The Court, in the Epic case, avoided these problems of relevant market definition by situating its analysis in the interaction between the plaintiff (Epic, a gaming company) and Apple’s App Store and, accordingly, defining the relevant market as that of ‘mobile gaming transactions’. However, in light of the CCI’s relevant market definitions in Google Play Store and Umar Javeed, it would seem arbitrary and inconsistent for the CCI to suddenly break away from this analysis and define the relevant market from a different vantage point, i.e. based on the interaction between developers and app stores. Moreover, unlike Epic where the identity of the plaintiff as a gaming company made it easier to define the relevant market on the basis of their interactions, the complaint before the CCI against Apple has been brought by an NGO, whereas the one against Google’s Play Store has been brought by an anonymous informant. Both these complaints relate broadly to the interaction between app stores and all developers and not just a subset of developers. Hence, defining the relevant market broadly to cover all interactions or transactions between a diverse group of developers and the concerned app store would be challenging and potentially ineffectual.    
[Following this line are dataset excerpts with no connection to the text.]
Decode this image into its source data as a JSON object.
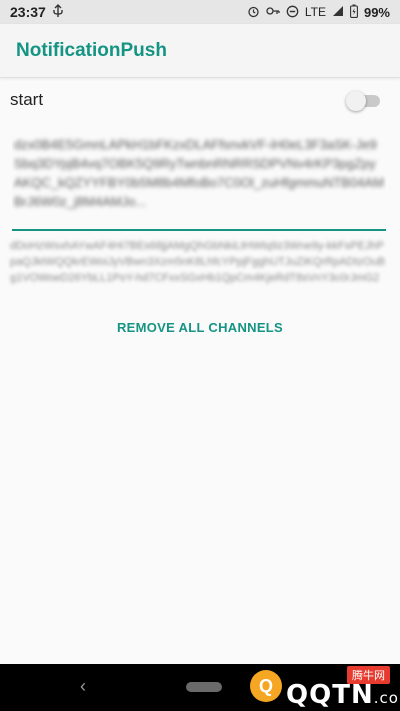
{
  "status_bar": {
    "time": "23:37",
    "network": "LTE",
    "battery": "99%",
    "icons": [
      "usb-icon",
      "alarm-icon",
      "key-icon",
      "dnd-icon",
      "signal-icon",
      "battery-icon"
    ]
  },
  "app_bar": {
    "title": "NotificationPush",
    "accent_color": "#159484"
  },
  "start": {
    "label": "start",
    "toggle_on": false
  },
  "token_field": {
    "value": "dzx0B4E5GmnLAPkH1bFKzxDLAFfsnvkVF-iH0eL3F3aSK-Je9Sbq3DYpjB4vq7OBK5Q9RyTwnbnRNRRSDPVNv4rKP3pgZpyAKQC_kQZYYFBY0b5M8b4MfoBo7C0Ol_zuHfgmmuNTB04AMBrJ6W0z_j8M4AMJo..."
  },
  "info_text": {
    "value": "dDoHzWsxhAYwAF4Hi7BEs68jjAMgQhGbNkiLtHWtq9z3Wne9y-kkFsPEJhPpaQJktWQQkrEWoiJyVBwn3Xzm5nK8LhfcYPpjFgghUTJuZiKQrRpADtzOuBg1VOWoeD26YbLL1PoY-hd7CFxxSGxHb1QpCm4KjeRdT8sVnY3c0rJmG2"
  },
  "remove_button": {
    "label": "REMOVE ALL CHANNELS"
  },
  "nav_bar": {
    "back_glyph": "‹"
  },
  "watermark": {
    "site_cn": "腾牛网",
    "logo_letter": "Q",
    "brand": "QQTN",
    "domain": ".com"
  }
}
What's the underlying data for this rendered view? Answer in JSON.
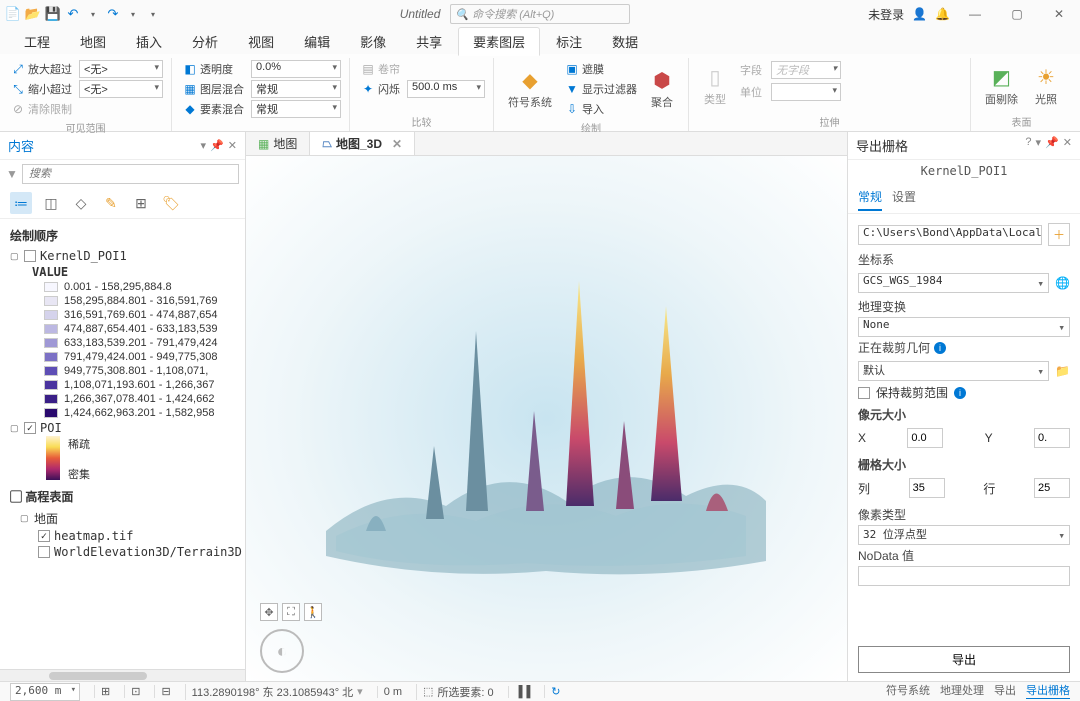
{
  "titlebar": {
    "title": "Untitled",
    "search_placeholder": "命令搜索 (Alt+Q)",
    "login": "未登录"
  },
  "menu": [
    "工程",
    "地图",
    "插入",
    "分析",
    "视图",
    "编辑",
    "影像",
    "共享",
    "要素图层",
    "标注",
    "数据"
  ],
  "menu_active_index": 8,
  "ribbon": {
    "g1": {
      "zoom_in": "放大超过",
      "zoom_out": "缩小超过",
      "clear": "清除限制",
      "sel1": "<无>",
      "sel2": "<无>",
      "label": "可见范围"
    },
    "g2": {
      "opacity": "透明度",
      "opacity_val": "0.0%",
      "layer_blend": "图层混合",
      "layer_blend_val": "常规",
      "feature_blend": "要素混合",
      "feature_blend_val": "常规"
    },
    "g3": {
      "swipe": "卷帘",
      "flash": "闪烁",
      "flash_val": "500.0 ms",
      "label": "比较"
    },
    "g4": {
      "symbol": "符号系统",
      "label": "绘制"
    },
    "g5": {
      "mask": "遮膜",
      "filter": "显示过滤器",
      "import": "导入"
    },
    "g6": {
      "aggregate": "聚合"
    },
    "g7": {
      "type": "类型",
      "field": "字段",
      "field_val": "无字段",
      "unit": "单位",
      "label": "拉伸"
    },
    "g8": {
      "face_cull": "面剔除",
      "lighting": "光照",
      "label": "表面"
    }
  },
  "contents": {
    "title": "内容",
    "search": "搜索",
    "section": "绘制顺序",
    "layer1": "KernelD_POI1",
    "value_label": "VALUE",
    "legend": [
      {
        "c": "#f7f7ff",
        "t": "0.001 - 158,295,884.8"
      },
      {
        "c": "#e8e6f4",
        "t": "158,295,884.801 - 316,591,769"
      },
      {
        "c": "#d5d3ec",
        "t": "316,591,769.601 - 474,887,654"
      },
      {
        "c": "#bcb8e2",
        "t": "474,887,654.401 - 633,183,539"
      },
      {
        "c": "#9f98d5",
        "t": "633,183,539.201 - 791,479,424"
      },
      {
        "c": "#7c71c5",
        "t": "791,479,424.001 - 949,775,308"
      },
      {
        "c": "#5e4eb5",
        "t": "949,775,308.801 - 1,108,071,"
      },
      {
        "c": "#4a349f",
        "t": "1,108,071,193.601 - 1,266,367"
      },
      {
        "c": "#3a1f87",
        "t": "1,266,367,078.401 - 1,424,662"
      },
      {
        "c": "#2a0a6e",
        "t": "1,424,662,963.201 - 1,582,958"
      }
    ],
    "poi": "POI",
    "poi_sparse": "稀疏",
    "poi_dense": "密集",
    "surface_section": "高程表面",
    "ground": "地面",
    "heatmap": "heatmap.tif",
    "world": "WorldElevation3D/Terrain3D"
  },
  "tabs": {
    "map2d": "地图",
    "map3d": "地图_3D"
  },
  "export": {
    "title": "导出栅格",
    "subtitle": "KernelD_POI1",
    "tab_general": "常规",
    "tab_settings": "设置",
    "path": "C:\\Users\\Bond\\AppData\\Local\\Temp",
    "crs_label": "坐标系",
    "crs_val": "GCS_WGS_1984",
    "geo_trans_label": "地理变换",
    "geo_trans_val": "None",
    "clip_label": "正在裁剪几何",
    "clip_val": "默认",
    "keep_clip": "保持裁剪范围",
    "cell_size": "像元大小",
    "x": "X",
    "y": "Y",
    "xval": "0.0",
    "yval": "0.",
    "raster_size": "栅格大小",
    "cols": "列",
    "rows": "行",
    "colsval": "35",
    "rowsval": "25",
    "pixel_type": "像素类型",
    "pixel_type_val": "32 位浮点型",
    "nodata": "NoData 值",
    "export_btn": "导出"
  },
  "status": {
    "scale": "2,600 m",
    "coord": "113.2890198° 东 23.1085943° 北",
    "elev": "0 m",
    "selected": "所选要素: 0",
    "bottom_tabs": [
      "符号系统",
      "地理处理",
      "导出",
      "导出栅格"
    ]
  }
}
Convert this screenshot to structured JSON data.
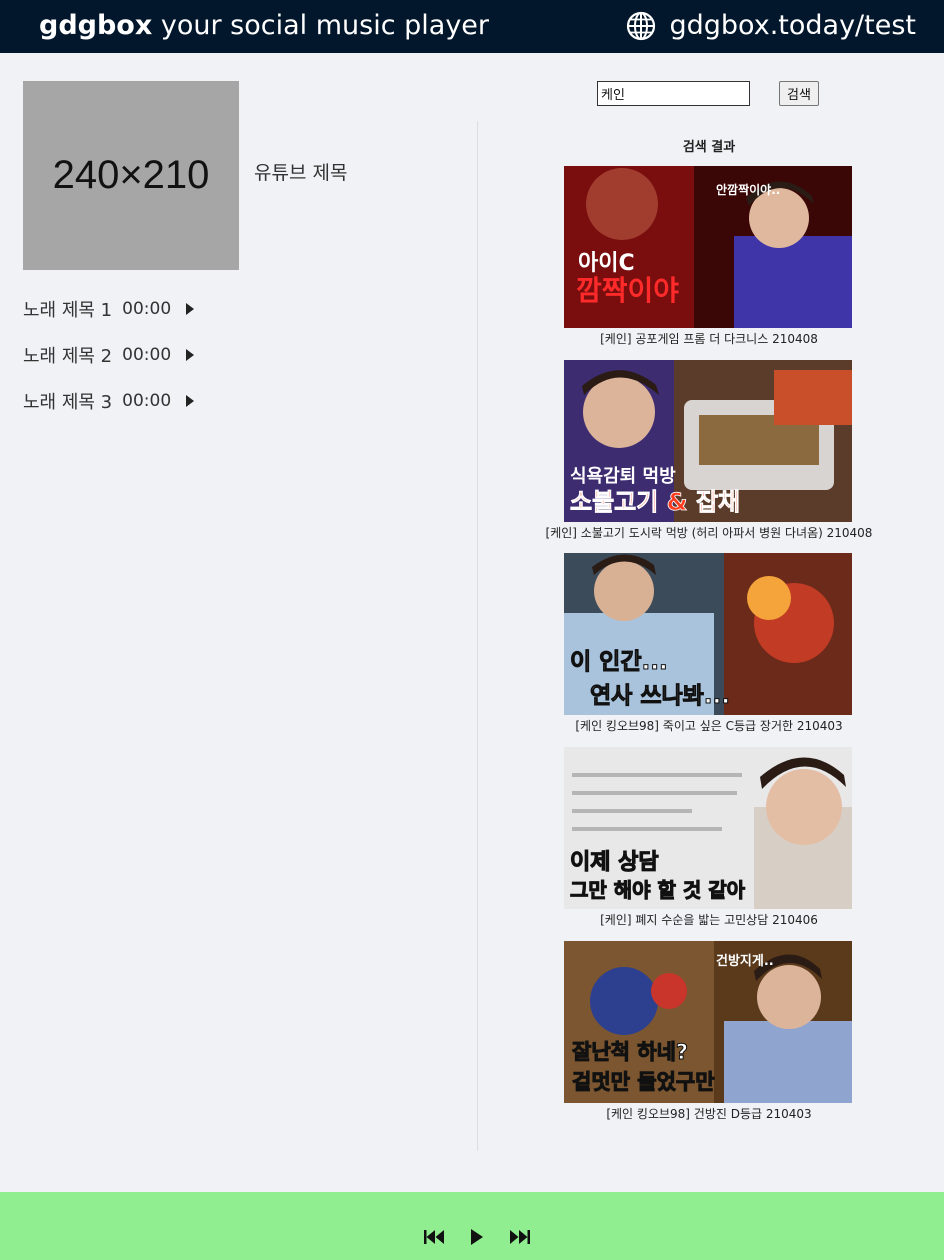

 The CCI is not alone in struggling to define a relevant market for app stores. The European Commission has also defined the relevant market for Android as that of ‘licensable mobile operating systems,’ and the relevant market for Google’s Play Store as ‘Android app store’ in the Google Android order. The European Commission is now investigating Apple’s App Store and will potentially find itself facing a similar dilemma. However, the European Commission’s situation is still prone to adaptations, as the Google Android order did not define these relevant markets in the context of Google’s Play Store policies vis-à-vis developers but in relation to Google requiring manufacturers to pre-install Google’s search engine and Google Chrome as a precondition for licensing Google’s Play Store. Hence, the European Commission’s investigation of Apple’s App Store could still distinguish itself from the Google Android case, on the basis that the conduct under investigation is different (ie relates to policies about developers), and thereby redefine the relevant market. Either way, the approach adopted by the European Commission in its Apple’s App Store investigation will be informative for the CCI.

The CCI thus finds itself caught between a rock and a hard place. While previous decisions in Google Play Store and Umar Javeed might propel it to define the relevant market as that of non-licensable smart mobile operating systems or as a single-brand market of iOS, such a relevant market definition risks being (in the words of the Court in Epic) ‘artificial’ and ‘illogical’, and also legally untenable. At the same time, deviating from the factually similar Google Play Store order and defining the relevant market differently (for instance, by adopting an interactions-based definition like in Epic) would not only seem inconsistent and arbitrary, but also ineffectual. The potential issues in defining the relevant market for Apple’s App Store could result in a peculiar scenario where similar policies of different app stores are subject to dissimilar regulations. Since the Google Play Store order is merely a prima facie order and Apple’s App Store complaint is still at a preliminary stage, it will be interesting to see if the CCI, in its final orders for each of these two cases, manages to avoid this conundrum and to define the relevant market for their app stores in a way that is coherent and consistent.

Madhavi Singh is a Research Fellow at the Law, Technology and Society Initiative of the National Law School of India University, Bangalore.